While hardly overrun, “East-West/West-East” has become a place of occasional pilgrimage for locals, tourists and art devotees alike, adding to a roster of Qatar desert activities that includes dune bashing, Bedouin camps and camel treks.
Getting there isn’t easy though.
The nearest major highway is more than five kilometers away. There’s no road leading to the sculpture and the tracks that criss-cross nearby desert aren’t clearly signposted.
Anyone driving there will require an off-road vehicle, which aren’t typically available to hire for self-drive in Qatar. So visitors will either need a local friend with access to big wheels, or join an organized trip – Qatar Inbound Tours comes highly recommended (Souq Waqif, Souq Asiri, Waqif, Doha; +974 5553 1002).
And unless you’re with someone who knows the way, a GPS device will come in handy.

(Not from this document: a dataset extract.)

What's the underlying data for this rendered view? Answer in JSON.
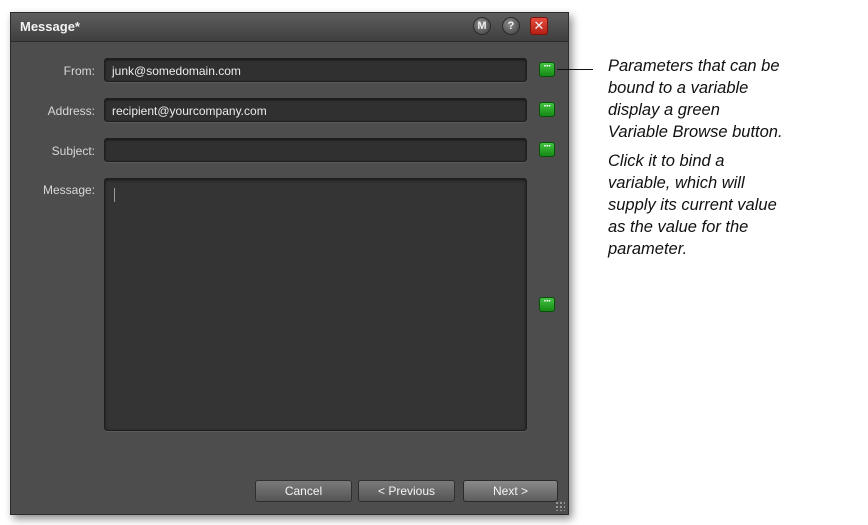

Despite its size, “East-West/West-East” can’t be seen from the main road. The only clue to the turnoff is a signpost prosaically pointing the way to “Camel Underpass No. 7.”

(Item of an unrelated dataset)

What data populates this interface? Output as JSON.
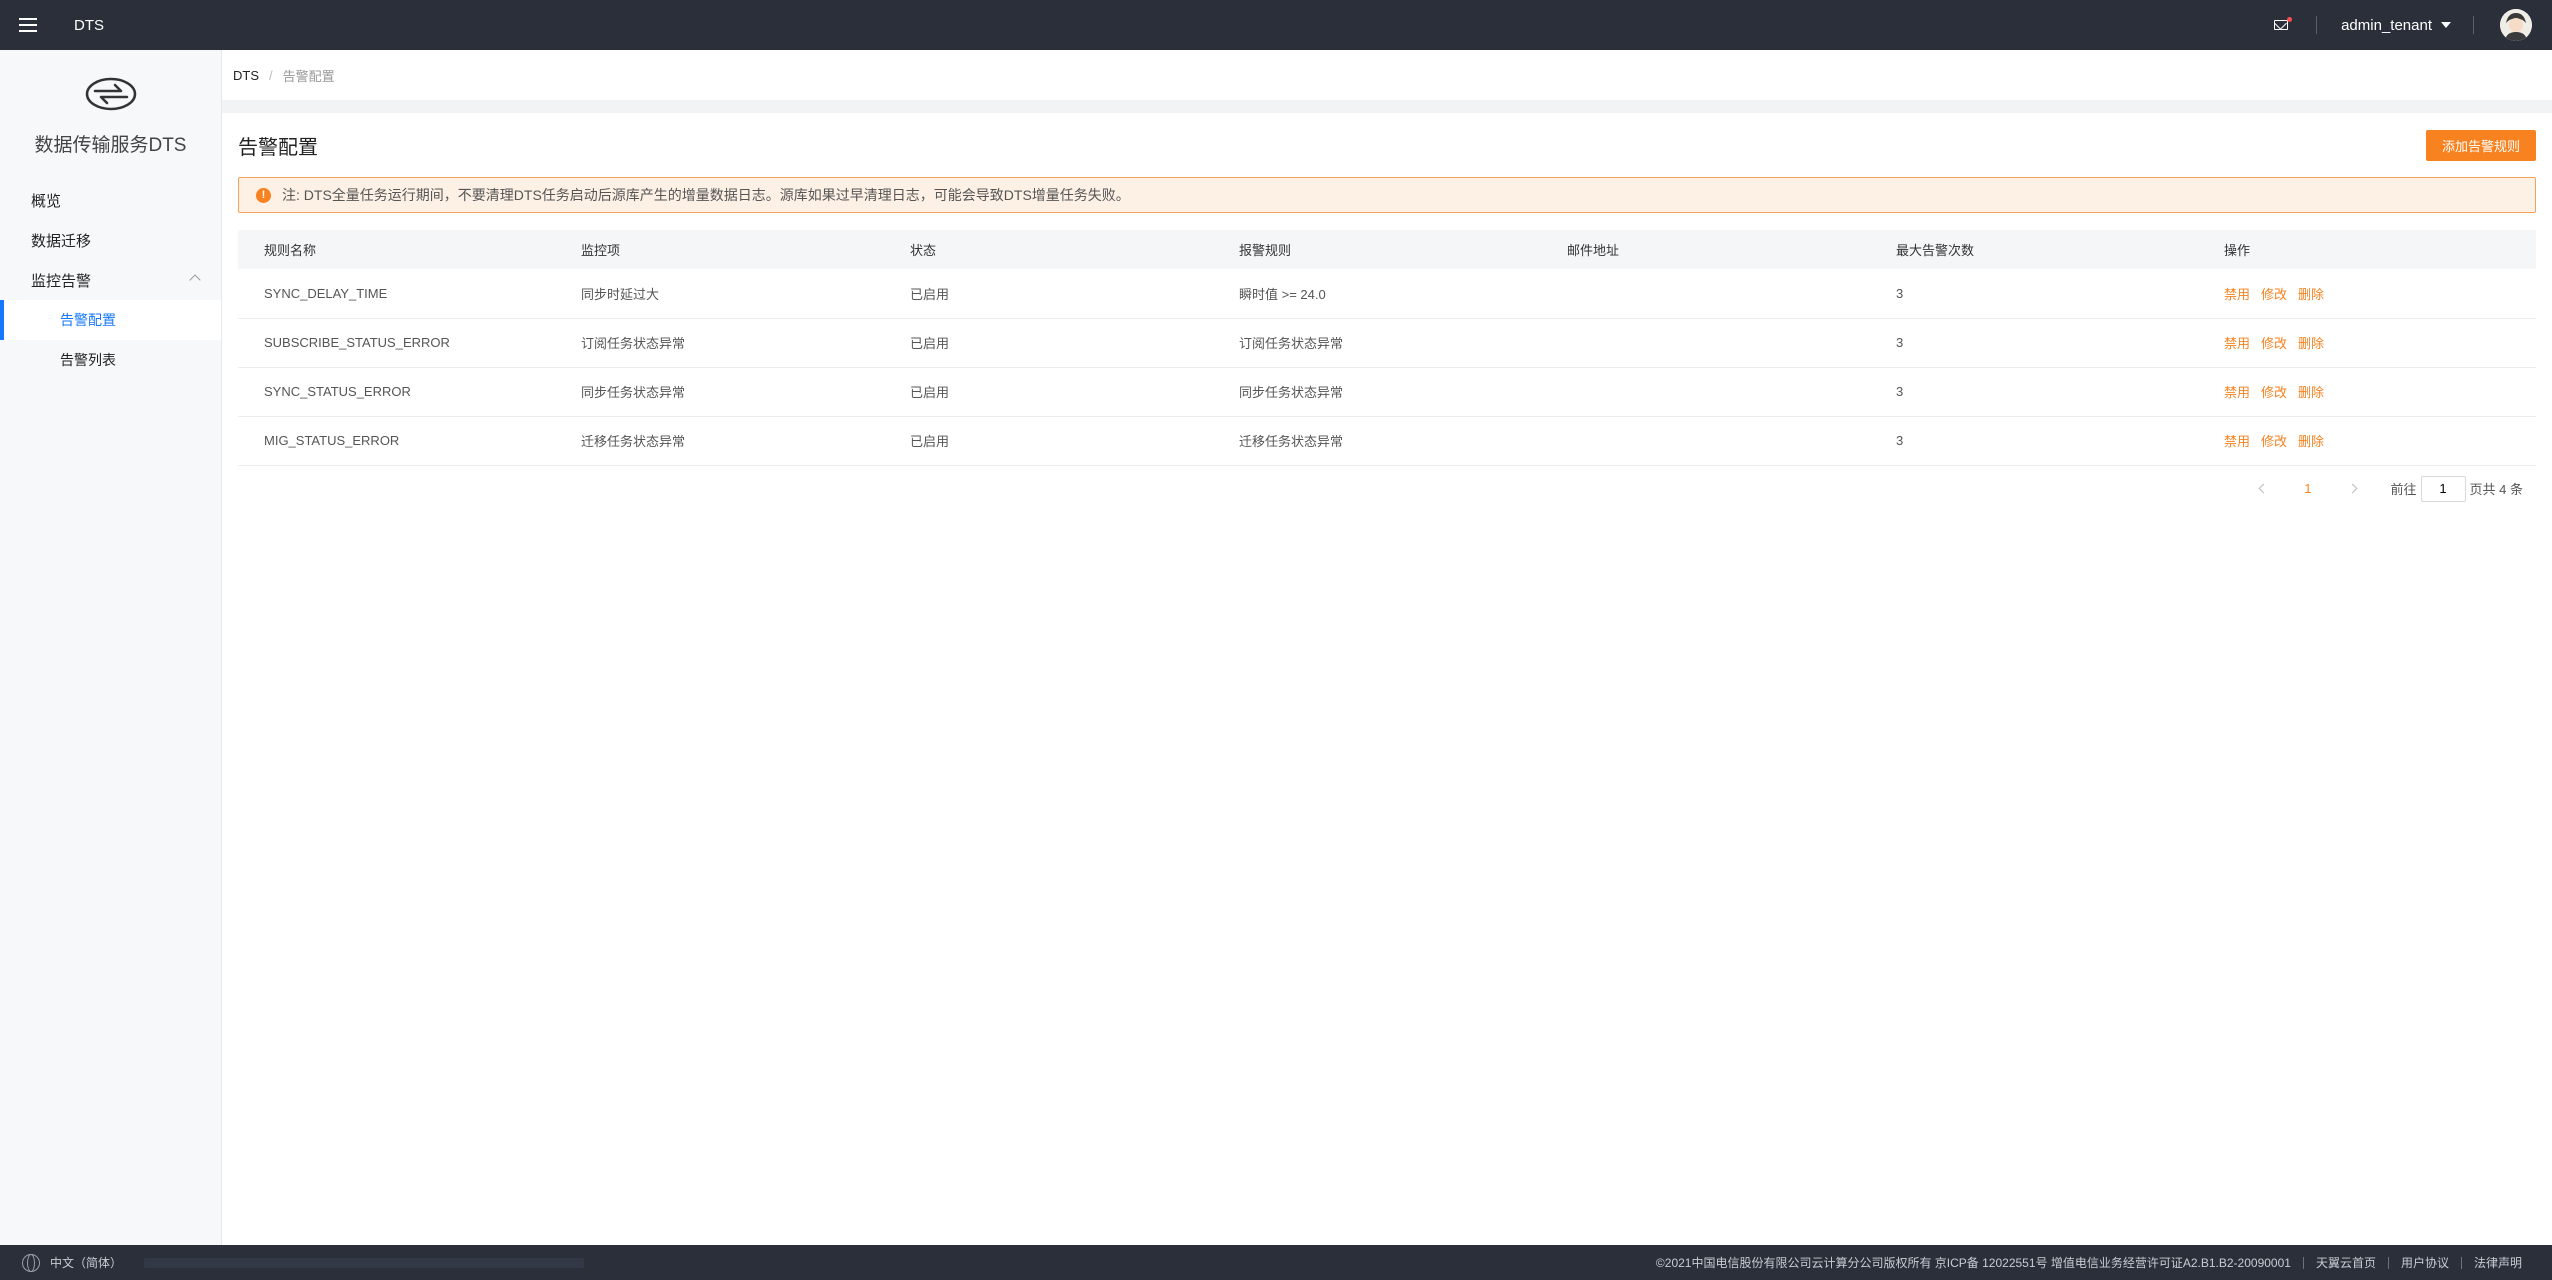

Then it’s a case of picking a route carefully through a maze of rutted tracks in the sand, past occasional encampments.
It’s a bad place for a flat tire or breakdown – there are few other vehicles out here and, beyond lizards and perhaps a lost camel, barely any living creatures.

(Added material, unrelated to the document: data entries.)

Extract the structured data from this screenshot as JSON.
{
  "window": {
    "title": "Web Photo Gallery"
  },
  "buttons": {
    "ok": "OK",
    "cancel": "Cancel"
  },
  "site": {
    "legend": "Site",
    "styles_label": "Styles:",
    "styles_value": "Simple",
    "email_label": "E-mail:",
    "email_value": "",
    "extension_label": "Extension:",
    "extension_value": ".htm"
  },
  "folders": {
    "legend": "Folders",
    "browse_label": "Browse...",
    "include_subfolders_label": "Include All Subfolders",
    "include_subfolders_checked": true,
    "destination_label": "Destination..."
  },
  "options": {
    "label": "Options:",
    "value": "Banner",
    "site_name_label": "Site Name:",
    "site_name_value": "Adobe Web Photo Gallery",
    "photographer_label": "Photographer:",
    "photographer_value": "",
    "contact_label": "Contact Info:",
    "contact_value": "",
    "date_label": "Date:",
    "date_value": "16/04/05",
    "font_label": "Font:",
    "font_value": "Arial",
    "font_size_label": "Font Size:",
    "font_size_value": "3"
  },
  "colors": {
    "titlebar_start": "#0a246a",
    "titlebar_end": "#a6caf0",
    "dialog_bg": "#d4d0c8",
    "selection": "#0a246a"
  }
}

When the sculptures come into view though, it’s all worth it – especially for fans of classic sci-fi movie “2001: A Space Odyssey.”
Because they’re spaced out at 250-meter intervals along a straight line, they rear up slowly, each one dwarfing the next in a clearly deliberate trick of perspective.
Up close they’re neck-craningly tall, throwing out huge shadows that lengthen rapidly as the hot sun scoots through the afternoon. They’re solid enough to absorb strikes without making much of a sound, yet viewed side-on they’re barely there at all.
It’s hard to get a true sense of scale unless there are other humans around, but it’s worth making the somewhat rocky five-minute scramble to the top of the nearby cliffs to take in the full view of the monoliths stretching out toward the sea.
And if the temperatures aren’t too unbearable, walking the sculpture’s full kilometer is a must.
Serra’s fear about lack of visitors was clearly unfounded if the amount of graffiti scrawled on the metal plates over the years is anything to go by. Though hardly an enhancement, it’s become part of the artwork.
Back during a CNN visit in 2014, some of the graffiti merely declared “I was here,” but others are outlets for artistic debate or national pride – with some of the more recent homegrown Qatari additions voicing defiance in the face of regional sanctions.
Perhaps unsurprisingly, the highest graffiti on one of the plates was apparently the work of visitors from the Himalayan kingdom of Nepal.
While there’s plenty to take in at “East-West/West-East,” the artwork isn’t the only attraction the Zekreet Peninsula has to offer.
A short drive farther west leads to the Al Reem Biosphere Reserve, a UNESCO-protected area that’s supposedly home to gazelles, oryx, osprey and other rare desert fauna, though they seem to be hard to spot.
Inside are more local oddities.
Firstly there’s Film City, a fortified little town that stands empty in the desert, a Qatari flag rippling on the mast atop its tallest tower. The gates are typically open and visitors can stop, explore and, if they’re lucky, share a cup of sweet tea with the security guard.
There’s no real intrigue surrounding this place. It was built as a filming location and has made occasional appearances in Arabic dramas and promos for soccer’s Qatar-hosted 2022 FIFA World Cup.
Somewhat more mysterious – in appearance at least – are the “desert mushrooms” of Qatar, another few kilometers along the peninsula.
Here, centuries of wind erosion have hollowed out a limestone bowl, carving the rocks into beautiful, mushroom-like shapes. One prominent feature, known as “umbrella rock,” is an island of weathered stone topped by an inaccessible building.
This, and other small structures in the hollow are recreations of traditional shelters used for storing dates.
These days, they’re merely the final stop on a tour of one of the more unusual destinations in the Arabian Gulf.
Or the beautiful backdrop for a night camping under the stars, swapping stories about strange things in the desert.